Apple just recruited two Google executives with expertise in satellite development to create a new hardware team, according to Bloomberg‘s Mark Gurman and Mark Bergen.
The hires — John Fenwick, who led Google’s spacecraft operations, and Michael Trela, head of satellite engineering — indicate Apple has an interest in developing satellites, and Bloomberg further reveals that it’s likely those satellites will be used for broadband internet, a theory backed up by insider information from Boeing.
Boeing laid out a plan to provide broadband internet access through over 1,000 low-earth orbiting satellites in a 2016 regulatory filing, and a source “familiar with the matter” told Bloomberg that Apple spoke with the aerospace company about coming an investor-partner in the project.
Further, TMF Associates satellite and telecom consultant Tim Farrar wrote in a recent blog post that industry insiders said Boeing’s project was being funded by Apple at the annual Satellite 2017 conference in Washington D.C.
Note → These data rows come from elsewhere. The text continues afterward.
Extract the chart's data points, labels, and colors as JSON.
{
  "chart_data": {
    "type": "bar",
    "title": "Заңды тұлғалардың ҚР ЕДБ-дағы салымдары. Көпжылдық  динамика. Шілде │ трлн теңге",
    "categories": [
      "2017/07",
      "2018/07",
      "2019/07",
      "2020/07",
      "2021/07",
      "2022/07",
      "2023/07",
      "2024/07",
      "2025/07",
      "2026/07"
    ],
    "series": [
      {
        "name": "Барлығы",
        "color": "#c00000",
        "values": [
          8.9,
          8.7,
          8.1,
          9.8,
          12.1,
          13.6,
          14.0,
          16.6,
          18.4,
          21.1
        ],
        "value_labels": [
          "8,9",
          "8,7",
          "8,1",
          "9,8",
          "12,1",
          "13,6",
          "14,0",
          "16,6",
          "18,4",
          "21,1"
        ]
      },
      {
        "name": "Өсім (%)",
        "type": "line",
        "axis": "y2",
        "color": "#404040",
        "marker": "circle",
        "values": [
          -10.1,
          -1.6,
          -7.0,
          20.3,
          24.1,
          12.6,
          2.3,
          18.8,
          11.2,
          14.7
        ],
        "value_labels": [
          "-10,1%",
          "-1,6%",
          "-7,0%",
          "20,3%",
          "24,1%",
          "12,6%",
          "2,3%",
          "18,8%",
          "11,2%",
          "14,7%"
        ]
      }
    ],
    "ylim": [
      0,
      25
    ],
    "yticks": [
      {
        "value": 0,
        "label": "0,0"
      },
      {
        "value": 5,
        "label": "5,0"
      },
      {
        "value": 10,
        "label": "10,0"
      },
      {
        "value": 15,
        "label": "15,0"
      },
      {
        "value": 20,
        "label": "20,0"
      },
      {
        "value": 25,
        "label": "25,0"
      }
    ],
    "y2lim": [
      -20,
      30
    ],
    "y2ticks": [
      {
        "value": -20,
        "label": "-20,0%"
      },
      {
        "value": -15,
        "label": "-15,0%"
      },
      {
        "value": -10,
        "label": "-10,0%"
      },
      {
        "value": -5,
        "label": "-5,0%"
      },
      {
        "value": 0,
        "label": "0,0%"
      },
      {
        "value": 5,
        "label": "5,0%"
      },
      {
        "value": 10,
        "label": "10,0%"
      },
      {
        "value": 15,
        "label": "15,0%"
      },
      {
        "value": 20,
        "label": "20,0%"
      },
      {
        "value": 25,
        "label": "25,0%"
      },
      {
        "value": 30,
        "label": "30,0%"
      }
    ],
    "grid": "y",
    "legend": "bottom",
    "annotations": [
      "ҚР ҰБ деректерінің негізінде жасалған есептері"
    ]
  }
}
Farrar noted that a Wall Street Journal article reported that Elon Musk’s Space Exploration Technologies has forecast $30 billion in revenue from satellite internet by 2025, showing the potential of the field.
One of the major lures for tech companies like Apple, Google and Facebook to develop broadband internet is to tap into the large demographic of people who don’t yet have internet access, notes Bloomberg. Facebook has long espoused this goal.
The report also states that Apple might be putting its satellite experts to work on something else closely related — such as drones or near space technology like high bandwidth radio transceivers or high-altitude balloons. Whatever it is, however, likely has its home in the sky.